Fix the economy stupid and provide free education (part 2)

SOUTH AFRICA’S YOUTH are experiencing an economic disconnect. A generation faced with a world without jobs,  a massive debt burden, and an economy that has failed miserably to gear itself up for the third wave technologies that Asia and the West have embraced decades previously.

While you were out striking, marching or simply shopping, the world evolved, from a bipolar economy, dependent upon China and the USA, to a multipolar universe —  an economy without a centre.  The rise of the Information Economy — based as it is on information freedom, has been coupled with successive innovations. The Third Industrial Revolution has produced a ‘post-scarcity economy’, where having a ‘China on ones Desktop’, a 3D printer capable of printing anything, is considered de rigeur.

Successive waves of innovation have seen — the virtualisation of the economy, the dematerialisation of assets and the Internet’s proverbial death-of-distance. Pop-up factories, makerspaces, friction-free digital copies and the Internet of Things are all buzzwords and terms which the youth are invariably going to meet on their journey. In the future, your neighbour will hand you a copy of an open source motorcycle, just so the two of you can go for drive. When you return, you will recycle the vehicle into any number of other open source devices.

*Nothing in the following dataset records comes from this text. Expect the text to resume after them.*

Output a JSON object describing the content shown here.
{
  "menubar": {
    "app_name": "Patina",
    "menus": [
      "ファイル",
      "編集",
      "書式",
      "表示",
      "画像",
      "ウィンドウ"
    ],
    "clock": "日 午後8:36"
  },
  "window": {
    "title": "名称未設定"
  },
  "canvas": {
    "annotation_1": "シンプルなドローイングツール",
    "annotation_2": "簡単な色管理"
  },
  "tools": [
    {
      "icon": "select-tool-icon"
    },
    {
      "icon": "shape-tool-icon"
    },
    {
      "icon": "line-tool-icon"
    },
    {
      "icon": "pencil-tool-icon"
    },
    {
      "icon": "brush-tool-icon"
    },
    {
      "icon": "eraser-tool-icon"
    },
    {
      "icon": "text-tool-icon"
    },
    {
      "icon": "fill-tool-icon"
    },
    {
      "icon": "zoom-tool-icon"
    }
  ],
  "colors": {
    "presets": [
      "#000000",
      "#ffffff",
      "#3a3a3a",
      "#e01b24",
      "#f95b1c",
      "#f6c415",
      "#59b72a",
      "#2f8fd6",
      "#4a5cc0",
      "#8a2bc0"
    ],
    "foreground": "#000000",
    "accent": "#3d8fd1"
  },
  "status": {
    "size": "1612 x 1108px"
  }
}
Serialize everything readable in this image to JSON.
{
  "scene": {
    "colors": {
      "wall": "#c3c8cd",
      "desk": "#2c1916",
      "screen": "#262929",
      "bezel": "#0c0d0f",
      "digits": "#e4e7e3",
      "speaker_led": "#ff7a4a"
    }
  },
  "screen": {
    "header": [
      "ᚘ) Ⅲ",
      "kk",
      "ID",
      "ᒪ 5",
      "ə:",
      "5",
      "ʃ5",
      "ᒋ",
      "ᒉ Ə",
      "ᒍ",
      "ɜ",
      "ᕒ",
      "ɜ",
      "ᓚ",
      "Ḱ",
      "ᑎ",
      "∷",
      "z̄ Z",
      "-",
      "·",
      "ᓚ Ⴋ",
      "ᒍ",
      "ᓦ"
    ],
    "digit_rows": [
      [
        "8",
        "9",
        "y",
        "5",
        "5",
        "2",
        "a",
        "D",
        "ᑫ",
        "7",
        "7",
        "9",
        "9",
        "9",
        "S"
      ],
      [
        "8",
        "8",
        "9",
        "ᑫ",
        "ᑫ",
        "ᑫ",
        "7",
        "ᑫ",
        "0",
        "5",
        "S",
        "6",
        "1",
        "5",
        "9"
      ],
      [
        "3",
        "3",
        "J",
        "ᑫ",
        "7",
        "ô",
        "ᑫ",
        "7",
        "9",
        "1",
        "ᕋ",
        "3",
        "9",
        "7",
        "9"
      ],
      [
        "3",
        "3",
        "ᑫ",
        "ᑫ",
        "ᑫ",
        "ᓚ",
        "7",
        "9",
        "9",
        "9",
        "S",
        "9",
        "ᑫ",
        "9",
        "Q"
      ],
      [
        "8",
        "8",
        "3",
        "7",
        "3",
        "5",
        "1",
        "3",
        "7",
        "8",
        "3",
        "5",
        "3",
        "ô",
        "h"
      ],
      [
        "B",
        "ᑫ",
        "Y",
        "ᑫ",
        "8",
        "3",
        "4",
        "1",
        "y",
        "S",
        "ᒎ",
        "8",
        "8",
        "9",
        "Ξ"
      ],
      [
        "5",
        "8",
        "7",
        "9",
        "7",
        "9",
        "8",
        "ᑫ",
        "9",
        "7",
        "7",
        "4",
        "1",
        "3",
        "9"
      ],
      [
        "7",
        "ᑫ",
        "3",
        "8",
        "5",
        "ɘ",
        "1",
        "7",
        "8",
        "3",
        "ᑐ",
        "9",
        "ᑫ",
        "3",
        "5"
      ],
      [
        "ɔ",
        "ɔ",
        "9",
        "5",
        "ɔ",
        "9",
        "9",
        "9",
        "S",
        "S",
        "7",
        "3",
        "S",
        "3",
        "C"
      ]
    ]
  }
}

South Africa’s youth can work and play, just about anywhere there is an Internet connection or icafe, but getting connected to the Net is not sufficient to enable jobs and education. There are other necessities, common to first world economies which we lack as a nation, and without them, being merely connected, is simply not good enough. In fact, a job, as an end in itself, may not necessarily be all that desirable, the same way that owning anything in an economy based upon abundance, is not the alpha and omega.

How did we get here? Let’s take another look at our economy and the problem of state expenditure already covered in part 1.

Instead of taking heed of the lessons learnt via the unbundling of state enterprises, during the very first decade of democracy, the ruling party, hamstrung by labour and its SACP partners, took an anti-liberalisation view of government, and its role in the economy. Preserving the ‘dirigiste economy’ at all costs and accumulating wealth for the state, come what may. Could the money gained from taxation and investment by the Public Investment Corporation (PIC) have been better spent on education, health, and social welfare?

The terrible twins of big government and rampant state expenditure (on dubious projects) has all contributed to the nation-wide malaise,  a combination of student protest and declining fortunes.

Increasingly the grand state under Jacob Zuma, brokered in response to anti-market opposition groups such as the Economic Freedom Front*  has loomed large on the agenda. Big government has in turn placed a massive weight on the public purse.  The slow-motion train crash, in which an increasingly belligerent left, places the brakes on growth, calling for an end to Neoliberalism (and even the marketplace), in order to accommodate a National Development Plan (NDP), better suited to a nineteenth-century economy — one based upon resource exploitation — has meant that there are very few options open to the central bank and Minister of Finance.

Like oil-rich nations such as the United Arab Emirates (UAE), South Africa’s mineral wealth was not going to last forever. Strikes in the platinum sector have proven, that even a reduction in output is not enough to push up prices. Instead of squandering the nation’s wealth, it would have been better invested in a sovereign wealth fund. Like Zambia which suddenly woke up to an end in the commodity boom, and without any cash left in the bank — do we really need to diversify into religion, in order to pray for a time machine to take our economy back to the days when there was a boom? Luckily South Africa has a few other options up its sleeve.

These are explored in part three

  • * Let’s call the EFF what they are, a front for their ultra-left ideological partner, North Korean president Kim Jong-un whose policies are remarkably similar to those advocated by Julius Malema.